Провожу еще одну линию, добавляю штрих на его ребрах. Его кожа теплая, гладкая, и я чувствую каждый раз, как кисть касается ее. Это непросто — удерживать кисть ровно, когда в голове такой вихрь.
— Мне нравится, — вдруг говорит он.
— Что именно?
— Как ты делаешь то, что делаешь. Серьезно. С душой. — Его голос звучит тепло, и в нем сейчас нет той наглости, которую я ожидала.

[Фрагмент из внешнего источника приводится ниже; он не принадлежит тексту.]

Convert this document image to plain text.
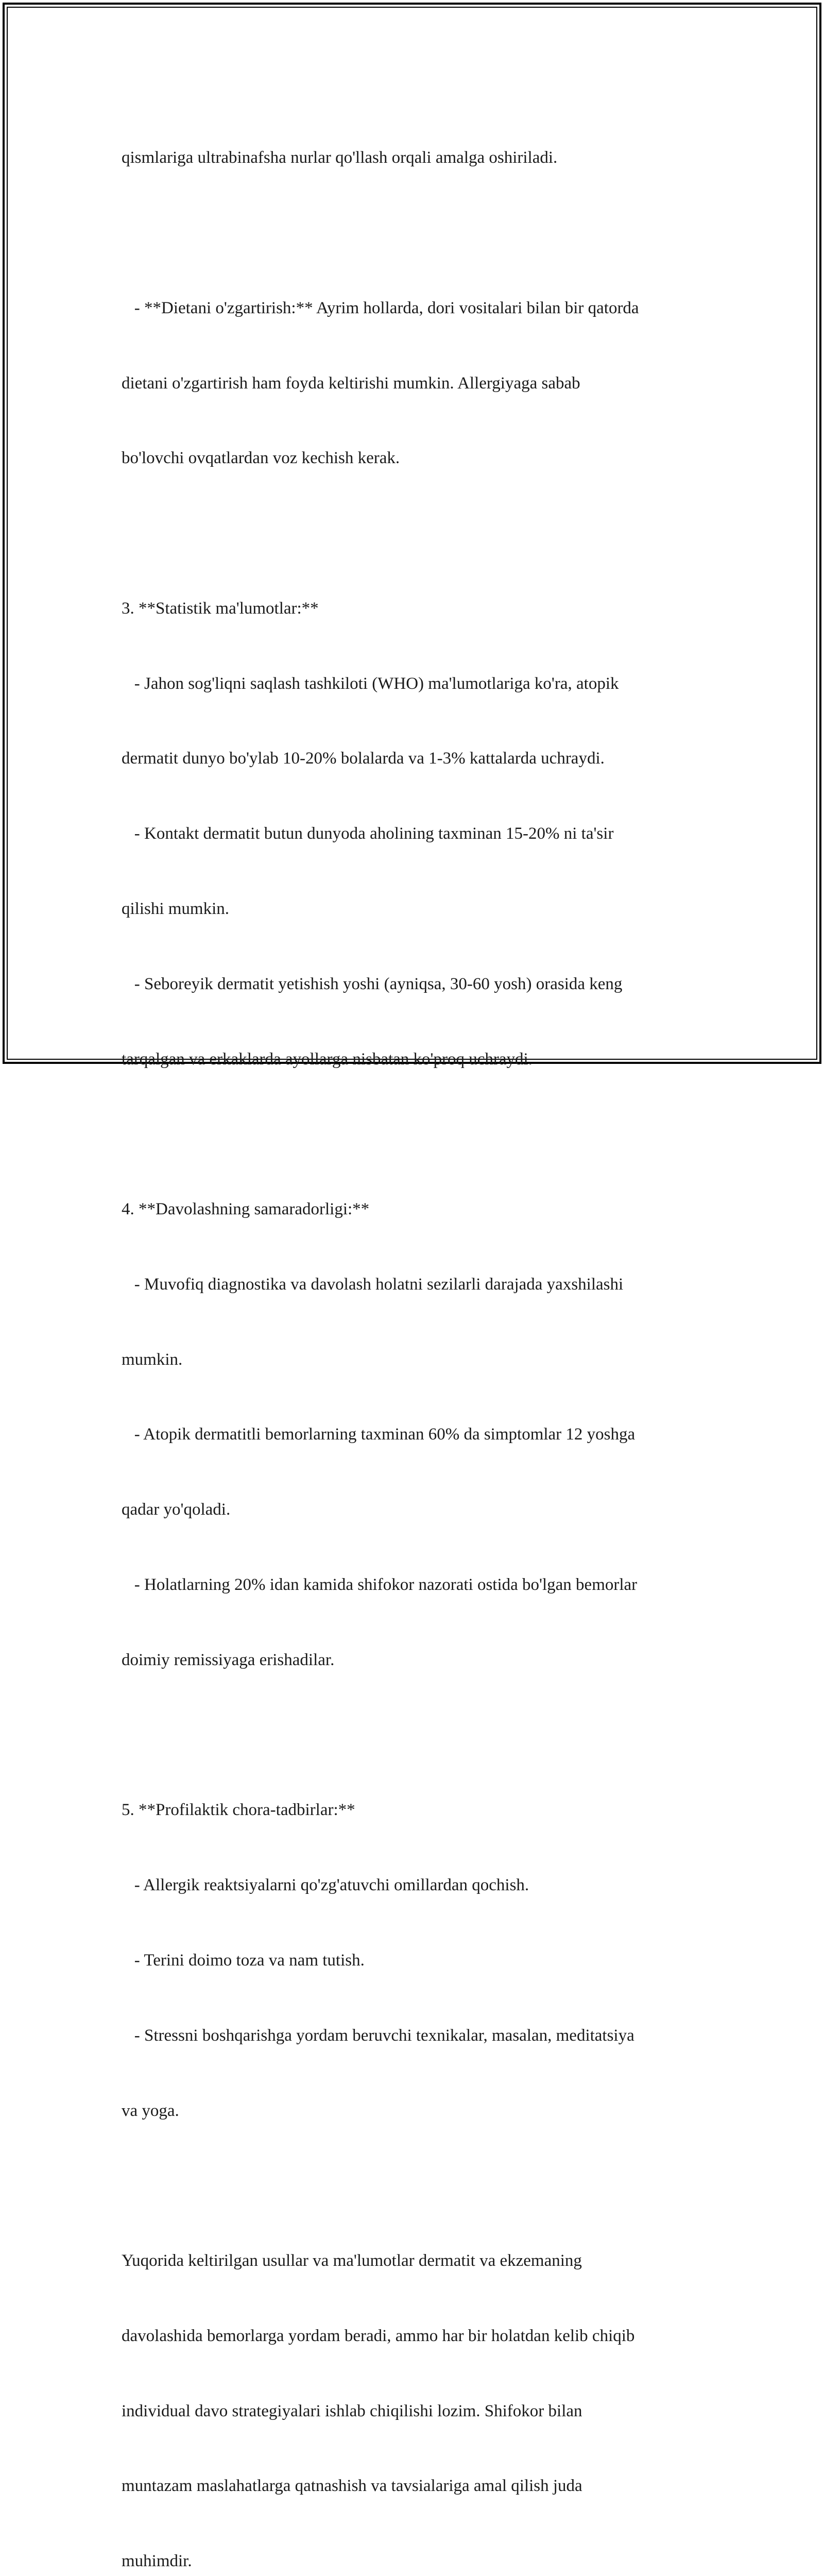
qismlariga ultrabinafsha nurlar qo'llash orqali amalga oshiriladi.

- **Dietani o'zgartirish:** Ayrim hollarda, dori vositalari bilan bir qatorda

dietani o'zgartirish ham foyda keltirishi mumkin. Allergiyaga sabab

bo'lovchi ovqatlardan voz kechish kerak.

3. **Statistik ma'lumotlar:**

- Jahon sog'liqni saqlash tashkiloti (WHO) ma'lumotlariga ko'ra, atopik

dermatit dunyo bo'ylab 10-20% bolalarda va 1-3% kattalarda uchraydi.

- Kontakt dermatit butun dunyoda aholining taxminan 15-20% ni ta'sir

qilishi mumkin.

- Seboreyik dermatit yetishish yoshi (ayniqsa, 30-60 yosh) orasida keng

tarqalgan va erkaklarda ayollarga nisbatan ko'proq uchraydi.

4. **Davolashning samaradorligi:**

- Muvofiq diagnostika va davolash holatni sezilarli darajada yaxshilashi

mumkin.

- Atopik dermatitli bemorlarning taxminan 60% da simptomlar 12 yoshga

qadar yo'qoladi.

- Holatlarning 20% idan kamida shifokor nazorati ostida bo'lgan bemorlar

doimiy remissiyaga erishadilar.

5. **Profilaktik chora-tadbirlar:**

- Allergik reaktsiyalarni qo'zg'atuvchi omillardan qochish.

- Terini doimo toza va nam tutish.

- Stressni boshqarishga yordam beruvchi texnikalar, masalan, meditatsiya

va yoga.

Yuqorida keltirilgan usullar va ma'lumotlar dermatit va ekzemaning

davolashida bemorlarga yordam beradi, ammo har bir holatdan kelib chiqib

individual davo strategiyalari ishlab chiqilishi lozim. Shifokor bilan

muntazam maslahatlarga qatnashish va tavsialariga amal qilish juda

muhimdir.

Я поднимаю взгляд и встречаюсь с его глазами.
Зря. Там слишком много. Этот взгляд будто притягивает магнитом, обволакивает и заставляет забыть обо всём.
Я не знаю даже, как описать это ощущение…. оно как магия. Всё тело ватным становится, а кожа изнутри пылать начинает. Мне кажется, я отчётливо чувствую разряды тока где-то в районе поясницы.
И да, я так же отчетливо понимаю, что я возбуждена.
До предела. До дрожи. До сбоев в сердцебиении.
Так, как, наверное, никогда не была.
Быстро отвожу глаза и возвращаюсь к рисунку. Стискиваю зубы и включаю максимальный самоконтроль, на какой только способна.
Краска ложится всё увереннее. На его груди начинают вырисовываться тени и линии, создающие образ демона с пылающим сердцем. Я добавляю резкие, агрессивные элементы, чтобы подчеркнуть тему. Искры, трещины, языки пламени.
Так увлекаюсь, что когда кистью нужную тень у меня создать не получается, я начинаю тушевать линия пальцами, и лишь в процессе понимаю, что касаюсь другого мужчины.
Касаюсь и чувствую, как покалывает мои пальцы. С них словно вот-вот искры полетят.
И.… ох, что же меня сейчас толкает посмотреть ему в глаза?
Потемневший, напряжённый — он обжигает меня в момент, заставляя вздрогнуть всем телом.
Остается надеяться, что Илья эту дрожь не заметил….
— Ты настоящая художница, Лиля, — я слышу, чувствую в его голосе искренность, и она пробирает до самого нутра. — Что ты забыла на кухне? В доме этого сноба?
— Нет, — отвечаю тихо. — Просто рисую, чтобы помочь.
— Это ты так себе объясняешь, — говорит он с лёгкой насмешкой.
Я не отвечаю, погружаясь в последние штрихи. Когда заканчиваю, встаю и отступаю на шаг, чтобы оценить результат.
Илья встаёт со стула, медленно разворачивается к зеркалу и внимательно разглядывает себя. Черные линии на его груди и плечах переплетаются с огненно-красными и серебристыми оттенками. Демон. Мощный, опасный, слишком живой.
— Это.… круто, — говорит он, глядя на меня через зеркало. — Спасибо.
— Не за что, — выдыхаю, и только сейчас понимаю, что почти всё это время задерживала дыхание.
— Ты останешься на вечер? — спрашивает он вдруг, развернувшись, а в глазах его снова мелькает тот взгляд, от которого я ощущаю себя словно в огне.
Я смотрю на свои кисти, на свои руки, испачканные краской, и понимаю, что сейчас бы больше всего на свете этого хотела.
18
— Увидимся, — подмигивает Илья, а я едва выдерживаю, чтобы глаза не опустить.
Чувствую себя зардевшейся малолеткой. Будто мне не тридцать пять, а семнадцать.